After being forced to endure short, environmentally deprived, and often pain-filled lives, millions of chickens, ducks, turkeys, as well as all the egg-laying hens who have reached the end of their ‘economically useful’ lives — are forced to face further distress throughout the handling, transport and slaughter process.
Under the current draft Australian Animal Welfare Standards and Guidelines – Poultry, the killing of farmed birds is a long process — with the potential for animal suffering and cruelty every step of the way.
It begins with ‘depopulation’, which involves grabbing animals out of cages and from sheds and quickly pushing them into small cramped transport crates. Caged hens are particularly at risk during this time due to their weakened and brittle bones, and many will suffer broken or fractured bones during handling and transport.
At the slaughterhouse, some birds will be placed in carbon dioxide-filled chambers and gassed to death. At many slaughterhouses, birds may be shackled into ankle cuffs on a conveyor belt. They will be left hanging upside down for several minutes — a position which would cause great pain for animals who have been bred to be as heavy as possible, not to mention that many already suffer from weak and underdeveloped joints, or even broken bones.
From there, the suspended conveyor line moves and the birds’ heads are dipped into an electrified-water stunning bath. The production line moves on, and the birds have their throats cut open by a spinning blade. They’re assigned a few minutes to bleed to death before being dunked into scalding tanks of boiling water which are designed to remove their feathers.

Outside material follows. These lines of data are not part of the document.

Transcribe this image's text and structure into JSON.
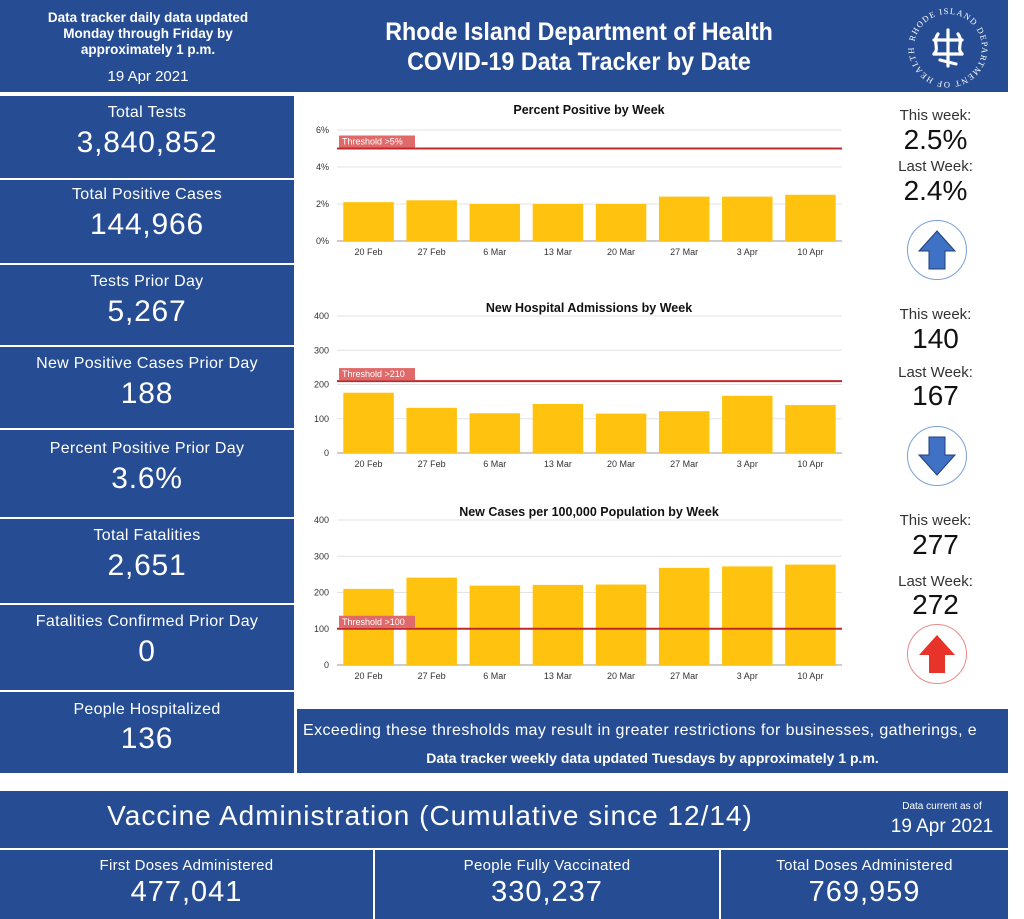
{
  "header": {
    "update_note": "Data tracker daily data updated\nMonday through Friday by\napproximately 1 p.m.",
    "date": "19 Apr 2021",
    "title_line1": "Rhode Island Department of Health",
    "title_line2": "COVID-19 Data Tracker by Date",
    "seal_text": "RHODE ISLAND DEPARTMENT OF HEALTH"
  },
  "stats": [
    {
      "label": "Total Tests",
      "value": "3,840,852"
    },
    {
      "label": "Total Positive Cases",
      "value": "144,966"
    },
    {
      "label": "Tests Prior Day",
      "value": "5,267"
    },
    {
      "label": "New Positive Cases Prior Day",
      "value": "188"
    },
    {
      "label": "Percent Positive Prior Day",
      "value": "3.6%"
    },
    {
      "label": "Total Fatalities",
      "value": "2,651"
    },
    {
      "label": "Fatalities Confirmed Prior Day",
      "value": "0"
    },
    {
      "label": "People Hospitalized",
      "value": "136"
    }
  ],
  "sides": [
    {
      "this_label": "This week:",
      "this_value": "2.5%",
      "last_label": "Last Week:",
      "last_value": "2.4%",
      "arrow": "arrow-up-icon",
      "arrow_color": "#3f72c4"
    },
    {
      "this_label": "This week:",
      "this_value": "140",
      "last_label": "Last Week:",
      "last_value": "167",
      "arrow": "arrow-down-icon",
      "arrow_color": "#3f72c4"
    },
    {
      "this_label": "This week:",
      "this_value": "277",
      "last_label": "Last Week:",
      "last_value": "272",
      "arrow": "arrow-up-icon",
      "arrow_color": "#e8332a"
    }
  ],
  "chart_data": [
    {
      "type": "bar",
      "title": "Percent Positive by Week",
      "categories": [
        "20 Feb",
        "27 Feb",
        "6 Mar",
        "13 Mar",
        "20 Mar",
        "27 Mar",
        "3 Apr",
        "10 Apr"
      ],
      "values": [
        2.1,
        2.2,
        2.0,
        2.0,
        2.0,
        2.4,
        2.4,
        2.5
      ],
      "ylim": [
        0,
        6
      ],
      "yticks": [
        "0%",
        "2%",
        "4%",
        "6%"
      ],
      "threshold": 5,
      "threshold_label": "Threshold >5%",
      "grid": true
    },
    {
      "type": "bar",
      "title": "New Hospital Admissions by Week",
      "categories": [
        "20 Feb",
        "27 Feb",
        "6 Mar",
        "13 Mar",
        "20 Mar",
        "27 Mar",
        "3 Apr",
        "10 Apr"
      ],
      "values": [
        176,
        132,
        116,
        143,
        115,
        122,
        167,
        140
      ],
      "ylim": [
        0,
        400
      ],
      "yticks": [
        "0",
        "100",
        "200",
        "300",
        "400"
      ],
      "threshold": 210,
      "threshold_label": "Threshold >210",
      "grid": true
    },
    {
      "type": "bar",
      "title": "New Cases per 100,000 Population by Week",
      "categories": [
        "20 Feb",
        "27 Feb",
        "6 Mar",
        "13 Mar",
        "20 Mar",
        "27 Mar",
        "3 Apr",
        "10 Apr"
      ],
      "values": [
        210,
        241,
        219,
        221,
        222,
        268,
        272,
        277
      ],
      "ylim": [
        0,
        400
      ],
      "yticks": [
        "0",
        "100",
        "200",
        "300",
        "400"
      ],
      "threshold": 100,
      "threshold_label": "Threshold >100",
      "grid": true
    }
  ],
  "note": {
    "line1": "Exceeding these thresholds may result in greater restrictions for businesses, gatherings, e",
    "line2": "Data tracker weekly data updated Tuesdays by approximately 1 p.m."
  },
  "vaccine": {
    "title": "Vaccine Administration (Cumulative since 12/14)",
    "current_label": "Data current as of",
    "current_date": "19 Apr 2021",
    "boxes": [
      {
        "label": "First Doses Administered",
        "value": "477,041"
      },
      {
        "label": "People Fully Vaccinated",
        "value": "330,237"
      },
      {
        "label": "Total Doses Administered",
        "value": "769,959"
      }
    ]
  },
  "colors": {
    "brand_blue": "#264d93",
    "bar_yellow": "#ffc20e",
    "threshold_red": "#c0282d",
    "arrow_blue": "#3f72c4",
    "arrow_red": "#e8332a"
  }
}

But what happens when the rules fail?
As, tragically, they frequently do…
‘High throughput’ slaughterhouses operate on strict time schedules and, as abattoir investigations reveal again and again, there is often little opportunity — or incentive — to avoid animal cruelty.
Terrified animals may swing their heads out of the way of the electrified-bath and the mechanical blade. Others don’t fully ‘bleed out’ in the allotted time. These animals — who aren’t dead by the time the conveyor belt they’re shackled to reaches the scalding tanks — will be dragged alive into boiling water.